An MIT Computer Science and Artificial Intelligence Lab (CSAIL) team claims to have developed an AI system that can analyze X-rays to anticipate certain kinds of heart failure. By detecting signs of excess fluid in the lungs, a condition known as pulmonary edema, the researchers say it can quantify heart failure severity on a four-level scale correctly more than half the time.
Every year, roughly 12.5% of deaths in the U.S. are caused at least in part by heart failure, according to the U.S. Centers for Disease Control and Prevention. One of acute heart failure’s most common warning signs is edema; a patient’s exact level of excess fluid often dictates a doctor’s course of action. But making these determinations is difficult and requires clinicians to rely on subtle features in X-rays, which can sometimes lead to inconsistent diagnoses and treatment plans.
To overcome this challenge, the CSAIL team developed an AI model that jointly learns from a large number of chest radiographs and their associated radiology reports, with a limited number of edema severity labels and text from the reports’ “impressions,” “findings,” “conclusion,” “recommendation,” and “final report” sections. (Severity labels range from 0 to 3, with 3 indicating the severest condition.) At inference time, the model computes edema severity given the input image, even making predictions from the reports themselves.

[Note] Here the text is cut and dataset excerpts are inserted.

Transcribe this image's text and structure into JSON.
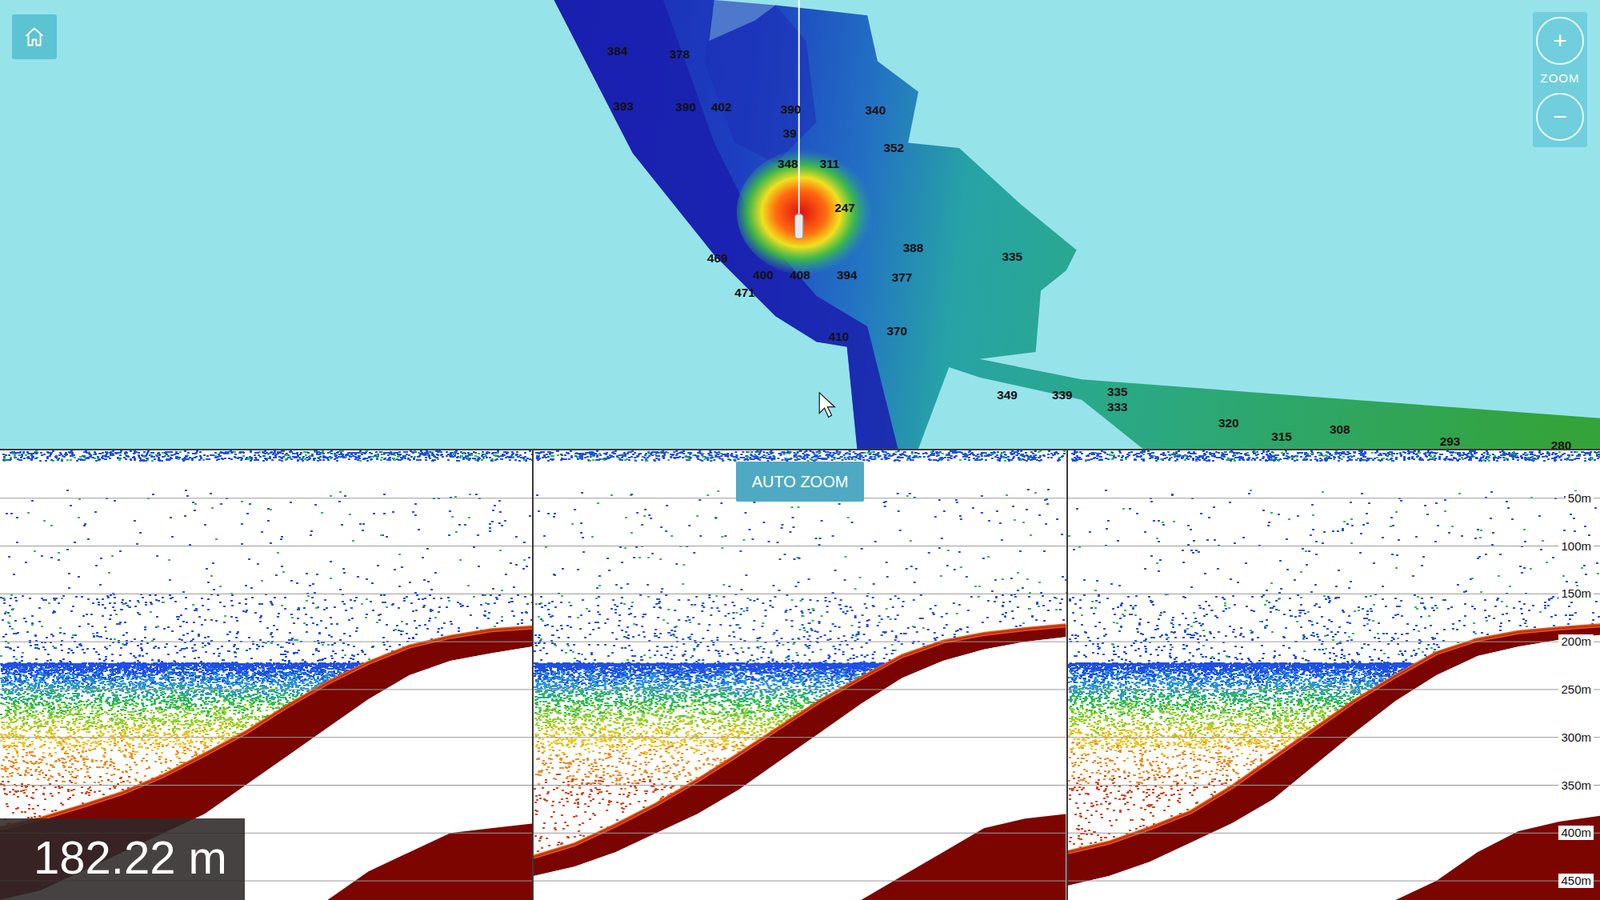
{
  "map": {
    "home_button": {
      "label": ""
    },
    "zoom": {
      "in": "+",
      "label": "ZOOM",
      "out": "−"
    },
    "depth_labels": [
      "384",
      "378",
      "393",
      "390",
      "402",
      "390",
      "39",
      "340",
      "348",
      "311",
      "352",
      "247",
      "388",
      "335",
      "469",
      "400",
      "408",
      "394",
      "377",
      "471",
      "410",
      "370",
      "349",
      "339",
      "335",
      "333",
      "320",
      "315",
      "308",
      "293",
      "280"
    ]
  },
  "echogram": {
    "auto_zoom": "AUTO ZOOM",
    "readout": "182.22 m",
    "depth_ticks": [
      "50m",
      "100m",
      "150m",
      "200m",
      "250m",
      "300m",
      "350m",
      "400m",
      "450m"
    ],
    "panels": [
      {
        "seabed": [
          395,
          385,
          372,
          358,
          340,
          318,
          295,
          268,
          243,
          222,
          205,
          195,
          188,
          185
        ],
        "sub_bottom": [
          470,
          460,
          440,
          420,
          400,
          380,
          350,
          320,
          290,
          260,
          235,
          220,
          212,
          205
        ],
        "second_echo": [
          470,
          470,
          470,
          470,
          470,
          470,
          470,
          470,
          470,
          440,
          420,
          400,
          395,
          390
        ]
      },
      {
        "seabed": [
          425,
          412,
          392,
          370,
          345,
          318,
          290,
          262,
          238,
          215,
          200,
          192,
          187,
          183
        ],
        "sub_bottom": [
          445,
          435,
          420,
          400,
          380,
          355,
          325,
          295,
          265,
          238,
          220,
          208,
          200,
          195
        ],
        "second_echo": [
          470,
          470,
          470,
          470,
          470,
          470,
          470,
          470,
          470,
          445,
          420,
          395,
          385,
          380
        ]
      },
      {
        "seabed": [
          420,
          410,
          395,
          378,
          352,
          322,
          292,
          262,
          236,
          212,
          198,
          190,
          186,
          183
        ],
        "sub_bottom": [
          455,
          445,
          430,
          410,
          390,
          365,
          330,
          295,
          262,
          235,
          215,
          205,
          198,
          193
        ],
        "second_echo": [
          470,
          470,
          470,
          470,
          470,
          470,
          470,
          470,
          470,
          450,
          420,
          398,
          388,
          382
        ]
      }
    ]
  }
}
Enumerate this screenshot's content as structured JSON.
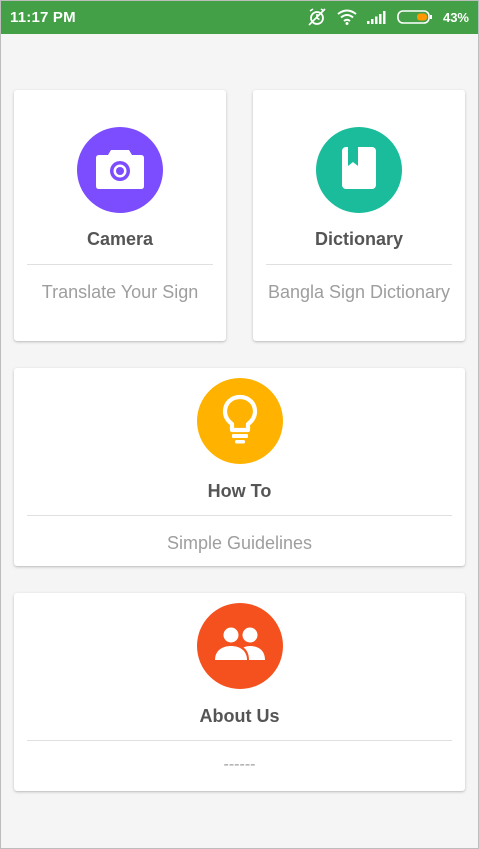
{
  "status_bar": {
    "time": "11:17 PM",
    "battery_percent": "43%",
    "icons": [
      "silent-alarm-icon",
      "wifi-icon",
      "signal-icon",
      "battery-icon"
    ]
  },
  "cards": {
    "camera": {
      "title": "Camera",
      "subtitle": "Translate Your Sign",
      "icon": "camera-icon",
      "color": "#7c4dff"
    },
    "dictionary": {
      "title": "Dictionary",
      "subtitle": "Bangla Sign Dictionary",
      "icon": "book-icon",
      "color": "#1abc9c"
    },
    "howto": {
      "title": "How To",
      "subtitle": "Simple Guidelines",
      "icon": "lightbulb-icon",
      "color": "#ffb300"
    },
    "about": {
      "title": "About Us",
      "subtitle": "------",
      "icon": "group-icon",
      "color": "#f4511e"
    }
  },
  "colors": {
    "status_bar": "#43a047",
    "background": "#f5f5f5",
    "battery_fill": "#ff9800"
  }
}
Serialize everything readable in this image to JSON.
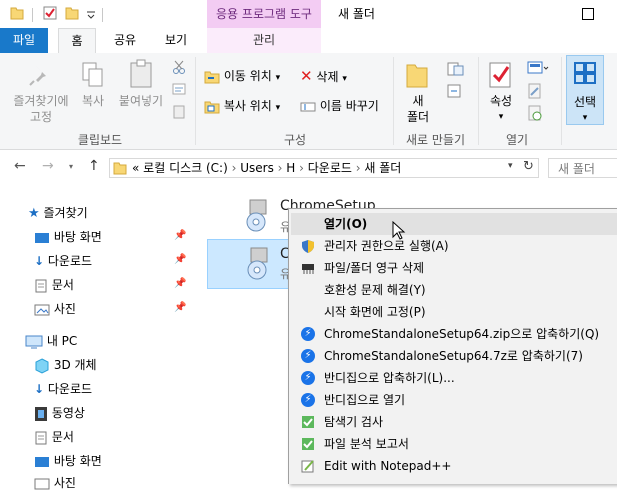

The system had to be designed to handle varying tones and a range of terminology, accounting for radiologists’ unique writing styles. In a step toward this, the researchers developed a set of linguistic rules and substitutions, ensuring that data could be analyzed consistently across reports even when the reports lack labels for the edema severity.
In training the model, the researchers sourced data from the open source MIMIC-CXR dataset, which contains over 377,110 chest radiographs associated with 227,835 radiology reports. After extracting severity labels from the associated files, filtering for keywords from other disease processes, and limiting label extraction to patients with congestive heart failure, the researchers were left with a training dataset of 247,425 image-text pairs.
To evaluate the model, the researchers randomly selected hundreds of image-text pairs and had a board-certified radiologist and domain experts review and correct the labels of the reports. After training on both images and text, the system achieved 90% accuracy when classifying level-3 pulmonary edemas and 82% and 81% accuracy, respectively, when classifying level-1 and level-2 edemas.
In collaboration with Beth Israel Deaconess Medical Center (BIDMC) and Philips, the team plans to integrate their system into BIDMC’s emergency room workflow this fall. They hope the annotations of the severity labels, which were agreed upon by a team of four radiologists, can serve as a universal standard to benchmark future machine learning development.
“Our model can turn both images and text into compact numerical abstractions from which an interpretation can be derived,” Ph.D. student and coauthor Geeticka Chauhan said. “We trained it to minimize the difference between the representations of the X-ray images and the text of the radiology reports, using the reports to improve the image interpretation … These correlations will be valuable for improving search through a large database of X-ray images and reports, to make retrospective analysis even more effective.”